United Serbia's coalition won twenty-two out of thirty-one seats in Jagodina in the 2012 Serbian local elections, which were held concurrently with the parliamentary vote. Petrović was re-elected to the local assembly and served afterward as deputy speaker, which was not inconsistent with his role as a parliamentarian.

Petrović was promoted to the fourteenth position on the SPS list in the 2014 parliamentary election and was re-elected when the list again won forty-four seats. The SNS and its allies won a landslide majority victory and afterward formed a new coalition government with the SPS; United Serbia once again provided outside support. Petrović again served as deputy leader of United Serbia's group, was chair of the judicial committee, and served on the administrative committee and the committee on constitutional and legislative issues. In this term, he was a member of the friendship groups with Brazil, China, and Italy.

In early 2015, the International Court of Justice (ICJ) dismissed mutual claims of genocide by Serbia and Croatia in the context of the 1991–95 Croatian war. Shortly before the ruling, Petrović predicted that Serbia would be acquitted while Croatia would at least be convicted of the expulsion of Krajina Serbs during Operation Storm. He also remarked, "However, we should not look back to the past. We in JS support the view of our government that we should not forget, but forgive certain things from the past, look to the future and establish good political and economic relations with Croatia as our neighbour."

Petrović was promoted again to the seventh position on the SPS list in the 2016 parliamentary election and was elected to a sixth term when the list won twenty-nine mandates. The SNS and its allies won another majority victory and formed a new coalition government including the SPS, and United Serbia again provided outside support. As before, Petrović served as deputy head of the United Serbia assembly group and chair of the judiciary committee, as well as being a member of the administrative committee, the committee on constitutional and legislative issues, and the friendship groups with Austria, Brazil, China, and Italy.

In the 2016 Serbian local elections, Petrović was given the second position on United Serbia's coalition list in Jagodina and was re-elected when the list won a third consecutive majority victory with twenty-one out of thirty-one seats. He once again served as deputy speaker in the term that followed.
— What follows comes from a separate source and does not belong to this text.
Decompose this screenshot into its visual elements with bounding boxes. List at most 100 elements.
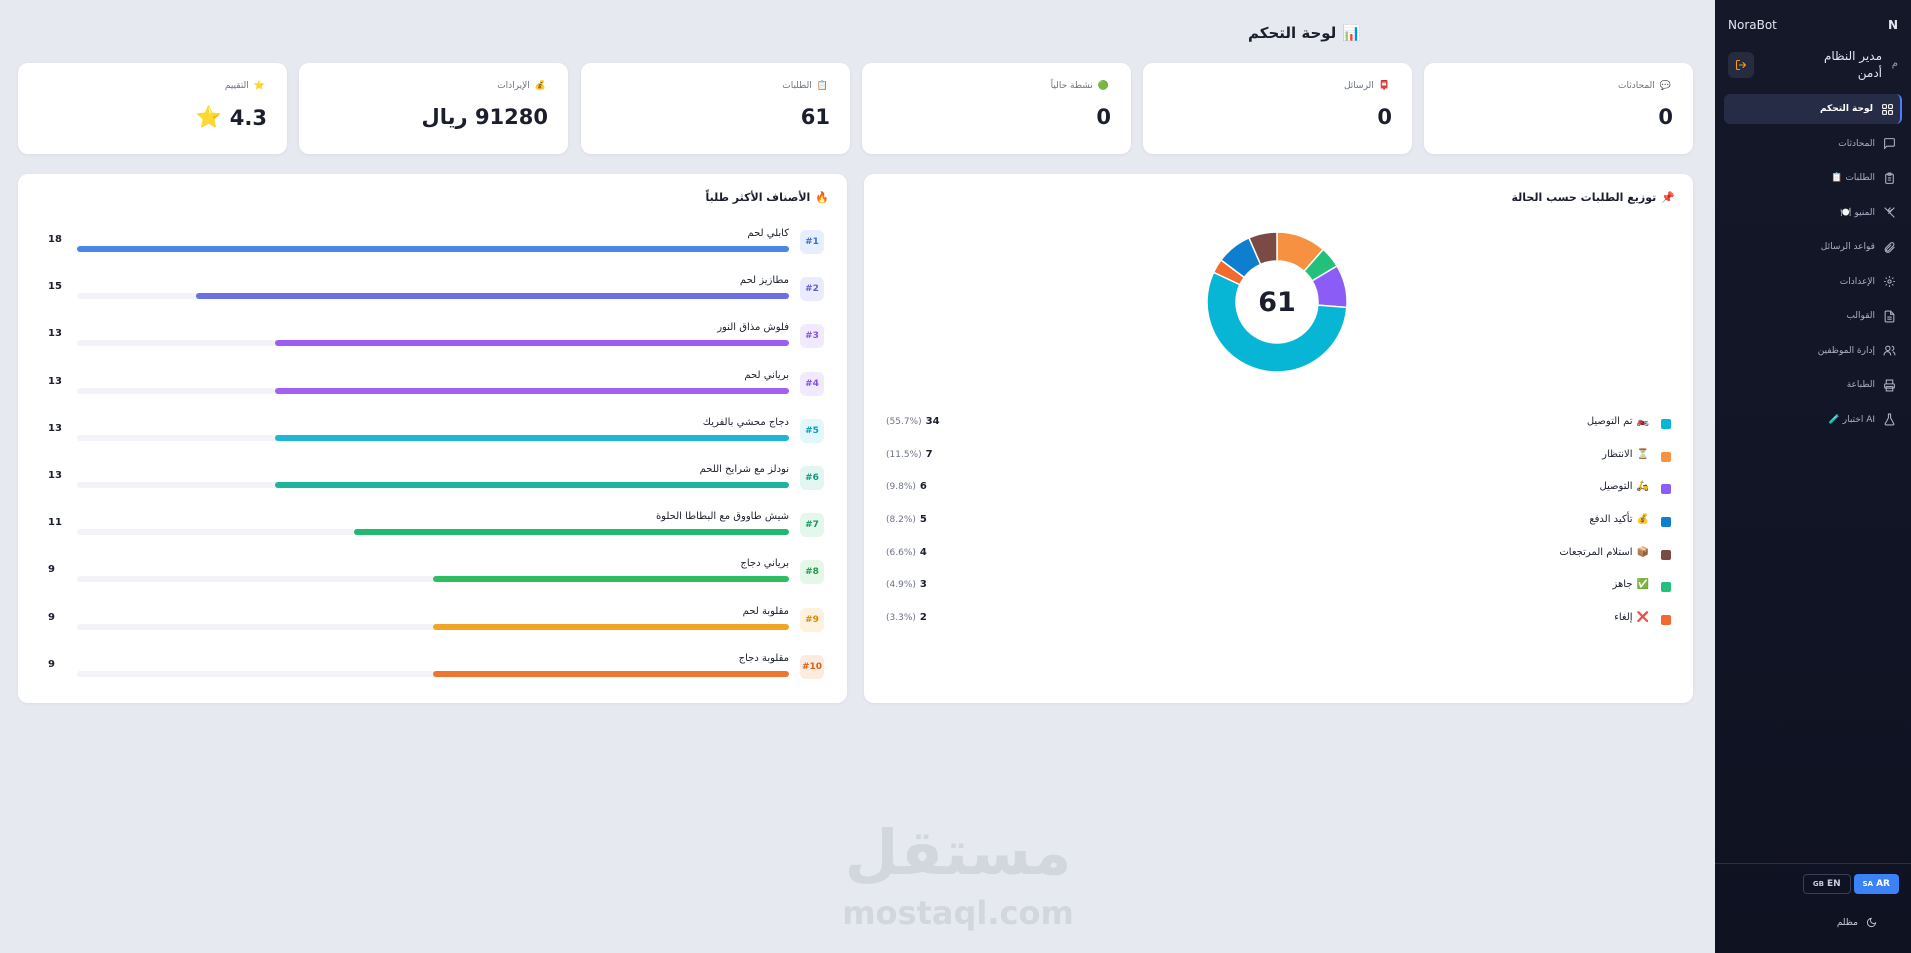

Petrović was not a candidate in the 2020 Serbian parliamentary election or the 2020 Serbian local elections, and his term in the republican and local assemblies ended in that year.

==Since 2020==
In April 2021, opposition politician Marinika Tepić accused Dragan Marković Palma of organizing the prostitution of women and girls at a prominent nightclub in Jagodina. She added that eyewitnesses had named Petrović as a client of these services. An investigation was subsequently launched. Marković said that the accusations against him were "lies" and brought a lawsuit against Tepić in early 2022. The matter reached an impasse shortly thereafter and was never fully resolved. Marković died in 2024.